UN officials, though, are hailing next week’s performative action. The two-day conference is a “key to highlight international consensus,” the assistant secretary-general for the Mideast, Khaled Khiari, told the council. He delineated a decades-old formula of “two States, Israel and a viable and sovereign Palestinian State, of which Gaza is an integral part, living side by side in peace and security within secure and recognized borders, on the basis of the pre-1967 lines, with Jerusalem as the capital of both States.”
The French UN ambassador, Jerome Bonnafort, sounded a bit less ambitious. The conference, he said, “will strive to foster the recognition of Palestine, a normalization of its relations with Israel and regional integration, as well as the reform of Palestinian governance and the disarmament of Hamas.”
Far from the UN halls, that “solution” is losing steam fast. The Palestinian Authority president, Mahmoud Abbas, said Sunday that a new Palestinian election will take place by the end of the year. Hamas immediately announced it would not participate. Palestinians note that since 2006, when Mr. Abbas was elected to a four-year term, the 86-year-old president has promised new elections numerous times, most recently in 2021, only to pull the plug at the last minute.

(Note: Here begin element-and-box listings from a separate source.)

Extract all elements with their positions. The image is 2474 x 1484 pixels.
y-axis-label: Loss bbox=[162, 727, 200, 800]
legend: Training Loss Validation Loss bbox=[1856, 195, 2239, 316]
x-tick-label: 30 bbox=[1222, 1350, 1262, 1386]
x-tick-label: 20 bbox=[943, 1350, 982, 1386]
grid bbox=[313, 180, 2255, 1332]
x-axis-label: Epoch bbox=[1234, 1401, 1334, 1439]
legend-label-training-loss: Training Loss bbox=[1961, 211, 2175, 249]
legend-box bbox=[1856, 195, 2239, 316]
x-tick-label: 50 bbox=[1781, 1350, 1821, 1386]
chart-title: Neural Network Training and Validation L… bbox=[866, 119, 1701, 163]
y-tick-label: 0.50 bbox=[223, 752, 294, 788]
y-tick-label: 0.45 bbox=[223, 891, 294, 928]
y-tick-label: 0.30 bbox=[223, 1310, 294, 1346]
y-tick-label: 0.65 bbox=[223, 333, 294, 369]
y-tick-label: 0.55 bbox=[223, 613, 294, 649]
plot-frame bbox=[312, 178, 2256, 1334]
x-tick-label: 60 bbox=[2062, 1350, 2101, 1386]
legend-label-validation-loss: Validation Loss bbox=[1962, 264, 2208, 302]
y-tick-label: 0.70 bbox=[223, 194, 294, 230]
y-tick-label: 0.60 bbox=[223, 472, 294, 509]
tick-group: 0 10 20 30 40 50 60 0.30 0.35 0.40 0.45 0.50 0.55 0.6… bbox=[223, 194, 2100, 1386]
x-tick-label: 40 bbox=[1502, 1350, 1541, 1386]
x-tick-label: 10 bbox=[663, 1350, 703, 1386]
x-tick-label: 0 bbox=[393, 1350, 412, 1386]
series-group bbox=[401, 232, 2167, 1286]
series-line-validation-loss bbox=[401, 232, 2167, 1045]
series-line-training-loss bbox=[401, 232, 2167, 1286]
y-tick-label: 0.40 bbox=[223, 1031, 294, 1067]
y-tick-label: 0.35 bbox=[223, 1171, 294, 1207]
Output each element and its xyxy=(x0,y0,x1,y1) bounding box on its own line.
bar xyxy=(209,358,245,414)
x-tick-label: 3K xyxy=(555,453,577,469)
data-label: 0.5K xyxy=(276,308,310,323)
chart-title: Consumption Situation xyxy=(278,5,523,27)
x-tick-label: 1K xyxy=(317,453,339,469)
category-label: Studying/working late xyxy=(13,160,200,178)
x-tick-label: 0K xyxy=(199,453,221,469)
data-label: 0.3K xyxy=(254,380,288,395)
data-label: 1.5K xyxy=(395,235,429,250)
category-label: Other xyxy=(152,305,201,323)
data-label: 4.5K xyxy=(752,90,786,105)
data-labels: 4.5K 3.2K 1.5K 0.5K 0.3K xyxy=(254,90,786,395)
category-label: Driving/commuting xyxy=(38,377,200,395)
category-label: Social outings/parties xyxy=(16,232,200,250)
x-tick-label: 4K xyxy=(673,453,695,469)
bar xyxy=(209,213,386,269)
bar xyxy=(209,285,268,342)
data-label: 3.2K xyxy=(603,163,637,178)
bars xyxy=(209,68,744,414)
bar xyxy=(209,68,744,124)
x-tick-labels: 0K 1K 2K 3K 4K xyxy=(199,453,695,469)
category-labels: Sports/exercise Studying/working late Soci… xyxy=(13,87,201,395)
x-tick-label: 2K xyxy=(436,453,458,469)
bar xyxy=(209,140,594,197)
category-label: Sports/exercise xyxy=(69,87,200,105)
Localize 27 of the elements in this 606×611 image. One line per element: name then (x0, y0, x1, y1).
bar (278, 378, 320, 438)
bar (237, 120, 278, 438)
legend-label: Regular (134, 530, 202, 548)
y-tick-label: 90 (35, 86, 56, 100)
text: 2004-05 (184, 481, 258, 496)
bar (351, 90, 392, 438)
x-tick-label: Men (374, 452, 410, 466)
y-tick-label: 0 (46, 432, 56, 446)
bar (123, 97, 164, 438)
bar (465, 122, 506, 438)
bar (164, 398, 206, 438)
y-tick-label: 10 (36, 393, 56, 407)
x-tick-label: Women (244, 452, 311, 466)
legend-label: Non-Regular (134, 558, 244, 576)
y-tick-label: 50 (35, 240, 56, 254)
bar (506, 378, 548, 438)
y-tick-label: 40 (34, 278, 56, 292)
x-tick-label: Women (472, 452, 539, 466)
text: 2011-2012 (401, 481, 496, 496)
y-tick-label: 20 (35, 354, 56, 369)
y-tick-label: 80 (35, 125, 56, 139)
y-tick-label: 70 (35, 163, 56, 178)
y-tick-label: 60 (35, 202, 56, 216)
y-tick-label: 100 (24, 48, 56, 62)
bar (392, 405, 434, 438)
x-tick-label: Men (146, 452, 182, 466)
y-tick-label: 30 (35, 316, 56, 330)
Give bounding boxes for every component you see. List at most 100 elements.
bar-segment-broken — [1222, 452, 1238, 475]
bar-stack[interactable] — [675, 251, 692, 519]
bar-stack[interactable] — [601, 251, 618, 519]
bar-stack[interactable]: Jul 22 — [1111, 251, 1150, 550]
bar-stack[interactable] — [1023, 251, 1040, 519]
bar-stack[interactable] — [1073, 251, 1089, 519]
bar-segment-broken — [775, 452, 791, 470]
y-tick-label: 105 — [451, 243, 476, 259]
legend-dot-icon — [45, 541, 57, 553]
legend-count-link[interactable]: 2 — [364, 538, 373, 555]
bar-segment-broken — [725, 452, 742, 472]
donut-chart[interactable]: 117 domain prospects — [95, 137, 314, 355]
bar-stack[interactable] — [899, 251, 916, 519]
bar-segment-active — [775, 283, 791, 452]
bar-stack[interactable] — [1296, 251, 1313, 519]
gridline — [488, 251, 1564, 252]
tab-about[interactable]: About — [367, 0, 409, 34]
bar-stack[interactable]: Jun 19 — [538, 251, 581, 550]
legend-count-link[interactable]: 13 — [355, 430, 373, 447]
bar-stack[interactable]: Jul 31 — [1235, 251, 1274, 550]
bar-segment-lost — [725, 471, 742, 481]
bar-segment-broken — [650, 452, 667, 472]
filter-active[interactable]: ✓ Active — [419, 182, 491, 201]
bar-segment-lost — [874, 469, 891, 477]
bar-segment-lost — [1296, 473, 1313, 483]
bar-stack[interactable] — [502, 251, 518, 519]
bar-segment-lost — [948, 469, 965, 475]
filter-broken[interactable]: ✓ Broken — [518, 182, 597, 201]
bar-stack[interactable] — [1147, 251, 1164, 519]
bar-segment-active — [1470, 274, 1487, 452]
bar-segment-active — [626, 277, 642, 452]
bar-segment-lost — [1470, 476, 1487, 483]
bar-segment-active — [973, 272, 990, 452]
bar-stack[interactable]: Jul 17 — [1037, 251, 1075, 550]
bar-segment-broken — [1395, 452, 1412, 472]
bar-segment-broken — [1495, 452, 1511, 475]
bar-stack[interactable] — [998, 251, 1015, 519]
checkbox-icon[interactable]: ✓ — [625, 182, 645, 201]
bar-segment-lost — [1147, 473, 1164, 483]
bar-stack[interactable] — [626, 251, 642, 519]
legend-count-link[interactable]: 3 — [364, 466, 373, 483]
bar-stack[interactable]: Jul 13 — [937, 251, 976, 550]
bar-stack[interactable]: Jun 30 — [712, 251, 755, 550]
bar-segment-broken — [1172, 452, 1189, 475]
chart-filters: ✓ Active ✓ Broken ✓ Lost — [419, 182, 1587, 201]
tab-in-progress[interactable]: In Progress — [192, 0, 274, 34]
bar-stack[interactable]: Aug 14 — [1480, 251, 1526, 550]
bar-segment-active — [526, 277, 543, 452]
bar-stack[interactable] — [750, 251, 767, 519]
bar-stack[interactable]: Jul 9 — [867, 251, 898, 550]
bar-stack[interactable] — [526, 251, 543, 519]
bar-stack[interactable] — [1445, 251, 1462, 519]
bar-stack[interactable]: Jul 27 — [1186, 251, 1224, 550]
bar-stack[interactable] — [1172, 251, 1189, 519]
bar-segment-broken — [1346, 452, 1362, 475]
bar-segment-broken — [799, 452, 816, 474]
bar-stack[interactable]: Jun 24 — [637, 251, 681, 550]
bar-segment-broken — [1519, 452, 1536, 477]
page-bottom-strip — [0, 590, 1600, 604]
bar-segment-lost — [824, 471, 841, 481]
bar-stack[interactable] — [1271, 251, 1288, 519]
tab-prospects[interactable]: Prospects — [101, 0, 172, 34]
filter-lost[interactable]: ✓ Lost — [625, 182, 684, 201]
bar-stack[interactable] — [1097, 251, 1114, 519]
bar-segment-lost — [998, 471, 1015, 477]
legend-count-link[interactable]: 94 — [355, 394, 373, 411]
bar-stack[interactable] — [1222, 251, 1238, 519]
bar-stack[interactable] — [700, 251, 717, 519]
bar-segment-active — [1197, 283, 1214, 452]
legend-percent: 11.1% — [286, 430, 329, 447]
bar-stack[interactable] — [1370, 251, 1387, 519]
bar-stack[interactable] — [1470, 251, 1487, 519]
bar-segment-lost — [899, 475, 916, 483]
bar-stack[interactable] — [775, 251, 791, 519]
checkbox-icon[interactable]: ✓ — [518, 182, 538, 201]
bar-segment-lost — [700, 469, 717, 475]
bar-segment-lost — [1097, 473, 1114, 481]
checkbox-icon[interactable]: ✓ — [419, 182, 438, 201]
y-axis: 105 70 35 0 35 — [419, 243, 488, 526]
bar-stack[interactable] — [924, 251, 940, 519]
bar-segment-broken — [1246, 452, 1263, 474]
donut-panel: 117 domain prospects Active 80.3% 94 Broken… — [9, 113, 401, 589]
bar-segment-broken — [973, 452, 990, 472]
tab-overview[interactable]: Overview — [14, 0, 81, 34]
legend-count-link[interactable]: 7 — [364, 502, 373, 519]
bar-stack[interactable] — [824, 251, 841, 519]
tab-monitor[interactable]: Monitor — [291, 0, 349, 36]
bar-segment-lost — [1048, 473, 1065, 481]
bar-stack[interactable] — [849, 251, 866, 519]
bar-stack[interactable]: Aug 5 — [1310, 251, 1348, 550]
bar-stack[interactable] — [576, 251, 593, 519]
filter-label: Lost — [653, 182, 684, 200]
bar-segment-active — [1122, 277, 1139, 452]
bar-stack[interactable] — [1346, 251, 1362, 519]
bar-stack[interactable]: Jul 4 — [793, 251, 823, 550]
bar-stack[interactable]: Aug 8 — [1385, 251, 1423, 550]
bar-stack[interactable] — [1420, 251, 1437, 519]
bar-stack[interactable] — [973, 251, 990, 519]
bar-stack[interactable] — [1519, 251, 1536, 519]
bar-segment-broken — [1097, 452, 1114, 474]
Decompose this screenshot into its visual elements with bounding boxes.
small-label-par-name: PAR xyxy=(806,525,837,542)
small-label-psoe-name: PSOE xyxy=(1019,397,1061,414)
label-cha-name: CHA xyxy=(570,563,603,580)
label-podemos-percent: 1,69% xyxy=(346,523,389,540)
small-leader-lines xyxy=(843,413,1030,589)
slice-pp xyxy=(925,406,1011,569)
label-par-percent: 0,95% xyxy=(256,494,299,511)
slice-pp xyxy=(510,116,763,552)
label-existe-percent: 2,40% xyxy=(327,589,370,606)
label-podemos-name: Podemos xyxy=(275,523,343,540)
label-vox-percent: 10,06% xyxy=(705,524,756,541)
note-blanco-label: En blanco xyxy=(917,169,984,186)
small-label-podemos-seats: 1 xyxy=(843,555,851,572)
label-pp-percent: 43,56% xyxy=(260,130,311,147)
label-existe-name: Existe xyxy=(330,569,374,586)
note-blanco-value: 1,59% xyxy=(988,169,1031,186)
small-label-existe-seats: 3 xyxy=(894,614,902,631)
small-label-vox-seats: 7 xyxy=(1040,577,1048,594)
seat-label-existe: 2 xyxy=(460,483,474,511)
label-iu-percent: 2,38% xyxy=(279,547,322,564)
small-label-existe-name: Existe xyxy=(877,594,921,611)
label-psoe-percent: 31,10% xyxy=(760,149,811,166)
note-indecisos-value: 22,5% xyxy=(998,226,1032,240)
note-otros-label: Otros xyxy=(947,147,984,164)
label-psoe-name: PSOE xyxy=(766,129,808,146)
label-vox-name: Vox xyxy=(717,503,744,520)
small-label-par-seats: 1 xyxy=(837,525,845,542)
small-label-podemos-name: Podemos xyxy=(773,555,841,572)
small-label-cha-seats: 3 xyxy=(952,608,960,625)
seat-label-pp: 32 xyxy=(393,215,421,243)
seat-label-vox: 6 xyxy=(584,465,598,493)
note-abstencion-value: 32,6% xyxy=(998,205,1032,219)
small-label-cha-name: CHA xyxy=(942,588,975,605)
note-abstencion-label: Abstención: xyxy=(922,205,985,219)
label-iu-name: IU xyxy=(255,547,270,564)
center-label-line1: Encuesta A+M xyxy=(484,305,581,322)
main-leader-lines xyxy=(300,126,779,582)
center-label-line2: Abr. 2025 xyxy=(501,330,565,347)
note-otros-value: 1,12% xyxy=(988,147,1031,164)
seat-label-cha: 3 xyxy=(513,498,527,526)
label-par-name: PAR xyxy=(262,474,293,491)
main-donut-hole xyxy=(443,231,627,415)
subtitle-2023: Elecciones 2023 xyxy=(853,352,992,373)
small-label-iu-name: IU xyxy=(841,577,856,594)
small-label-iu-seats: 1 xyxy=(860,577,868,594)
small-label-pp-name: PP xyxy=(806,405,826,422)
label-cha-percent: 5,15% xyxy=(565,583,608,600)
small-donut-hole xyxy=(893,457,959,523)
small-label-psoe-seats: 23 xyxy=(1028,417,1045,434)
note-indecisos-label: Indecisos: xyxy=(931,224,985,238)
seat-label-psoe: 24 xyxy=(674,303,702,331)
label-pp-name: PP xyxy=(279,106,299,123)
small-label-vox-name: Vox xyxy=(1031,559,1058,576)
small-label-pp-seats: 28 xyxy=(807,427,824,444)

While Palestinians and Israelis shrug off the two-state idea under the current circumstances, Wednesday’s participants in the UN Security Council debate were enthusiastic.
Britain is “resolute in our commitment to a two-state solution,” London’s UN ambassador, Barbara Woodward, said. Next week’s conference “is a vital opportunity to demonstrate the strength of international resolve to secure a better future for Israelis, Palestinians, and the region.”
Israel, though, “won’t be taking part in a conference that doesn’t first urgently address the issue of condemning Hamas and returning all of the remaining hostages,” Mr. Danon’s spokesman, Jonathan Harounoff, tells the Sun. After all, he noted, Hamas’s massacres on October 7, 2023, were “what triggered this conflict to begin with.”